What Folkman then showed was that there is an intimate relationship between tumours and the blood vessels that supply them with nutrients. The tumours actually attract vessels to grow towards them, and if the blood vessels do not reach the tumour, it will remain tiny or die. The way tumours attract vessels is by secreting a substance which causes the fine vessels nearby to migrate towards the source of the substance. The vessel's cells can detect local concentration and will move towards higher and higher concentrations. Once the tumour has received a blood supply, its growth can be explosive - it can become 20,000 times its original volume in a few weeks.

It is this growth that makes tumours lethal. There is evidence that an individual with cancer may have many small tumours in the body that are hard to detect until they receive a blood supply and start to grow. Folkman devoted his next efforts to identifying the substances released by tumours that attract vessels, in order to find ways of preventing them from working and the tumours from acquiring a blood supply. His views were met with considerable scepticism - few believed that it might be possible to treat cancer by blocking blood-vessel development. He had to use considerable powers of persuasion to convince scientists to join him, as other professors actually tried to dissuade them from doing so.
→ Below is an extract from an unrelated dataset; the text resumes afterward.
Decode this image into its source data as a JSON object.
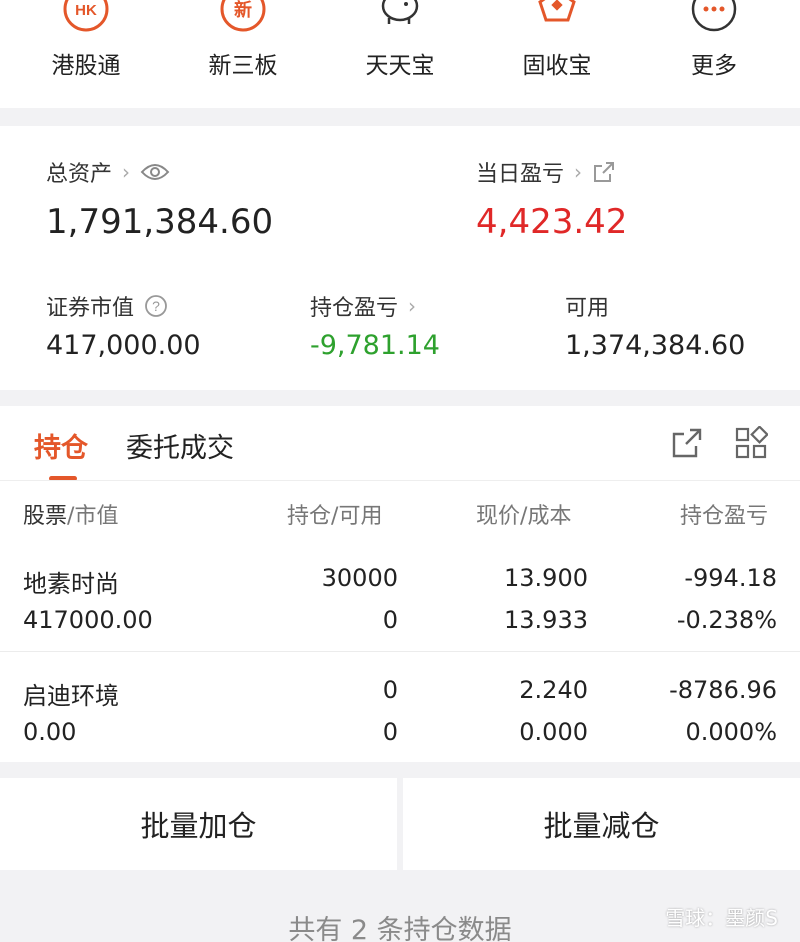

But Folkman received a major boost in 1994, when his laboratory isolated a natural inhibitor of blood-vessel growth called angiostatin (blood-vessel growth is called angiogenesis). Two years later, they isolated another inhibitor, endostatin. When a mouse with a large tumour was treated daily with endostatin, the tum- our almost disappeared within 12 days. It is still not known how the inhibitors work, but tests using related substances to suppress vessel growth in cancer patients are due to start next year. And because of the publicity his work has attracted, his office already receives over 1,000 calls a day from cancer patients or their families, desperate for a life-saving treatment.

In an interview in the journal Science, Folkman was asked whether he thinks that his treatments will eventually cure cancer. His reply: that his inhibitors will not, but that he believes they will make cancer more controllable when used alongside standard treatments like chemotherapy. Folkman is now honoured by numerous prestigious awards. He is a wonderful example of a scientist who did not give up his ideas, despite initial opposition.